« Parfois je me demande si demain suffira, quand tout ce que je veux c'est ne plus avoir à vivre aujourd'hui. »Z
Malek farfouillait des papiers entassés sur son bureau. Je m'abaissais pour prendre le premier carton qui se trouvait sur mon chemin. Surprise par le poids, je me relevais avec difficulté.
- Il pèse une tonne, y a quoi dedans ? M'exclamais - je.
- Des lettres, me répondit - il absent, beaucoup trop de lettres.
- Des lettres ?
Il se tourna, et me sourit, d'un sourire doux qui venait du coeur.
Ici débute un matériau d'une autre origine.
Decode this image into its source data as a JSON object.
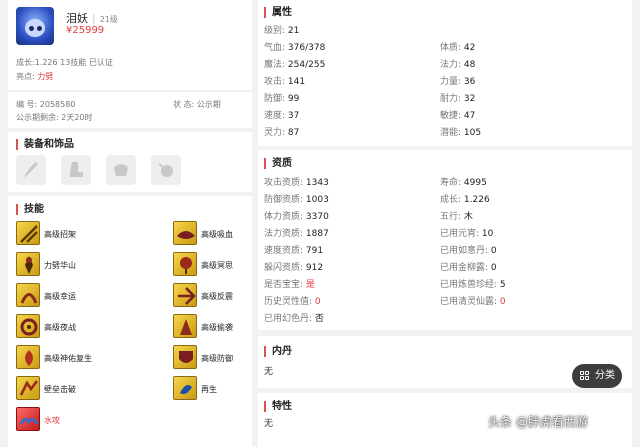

Ses mains vinrent s'emparer du carton pour le reposer. Son corps s'immobilisa pour réfléchir quelques instants, puis il s'échoua sur le lit. Je le rejoignis instinctivement tandis qu'il était transporté par ses pensées. Mon regard se reposa sur le bureau, là où sûrement une des lettres s'y trouvait.
- Je ne savais pas qu'on s'écrivait encore des lettres, commentais - je curieusement, et je crois n'en avoir jamais écris une d'ailleurs.
- C'est des lettres sans destinataire, expliqua - t - il, enfin il y en a un, il peut simplement pas les recevoir.
Je l'imaginais assis derrière son bureau à coucher des pensées sur papier qui ne recevront jamais aucune réponse. Cette chambre semblait être son sanctuaire. Elle était toute à son image, des vinyles trainaient sur les étagères. Des plantes reposaient sur le rebord de la fenêtre. Quelques dessins étaient exposés habillant les murs gris. Même ses vestes étaient rangés bien soigneusement sur le portant de la porte. Le peu qu'elle m'avait accueillie, je m'y étais bien sentie.
- Est - ce que Shams t'en a déjà écris une ? Lui demandais - je timidement.
- Il n'était pas du genre à écrire des lettres, répondit - il souriant légèrement. Mais il m'a amené un jour dans une papeterie qu'il avait découvert « par hasard ». Shams savait que j'adorais écrire sans même que je lui en parle. Mes doigts étaient toujours tachés d'encre. Et j'avais beaucoup de carnets qui traînaient à la maison.
- Tu ne le fais plus ?
Il regarda ses doigts immaculés en réfléchissant profondément.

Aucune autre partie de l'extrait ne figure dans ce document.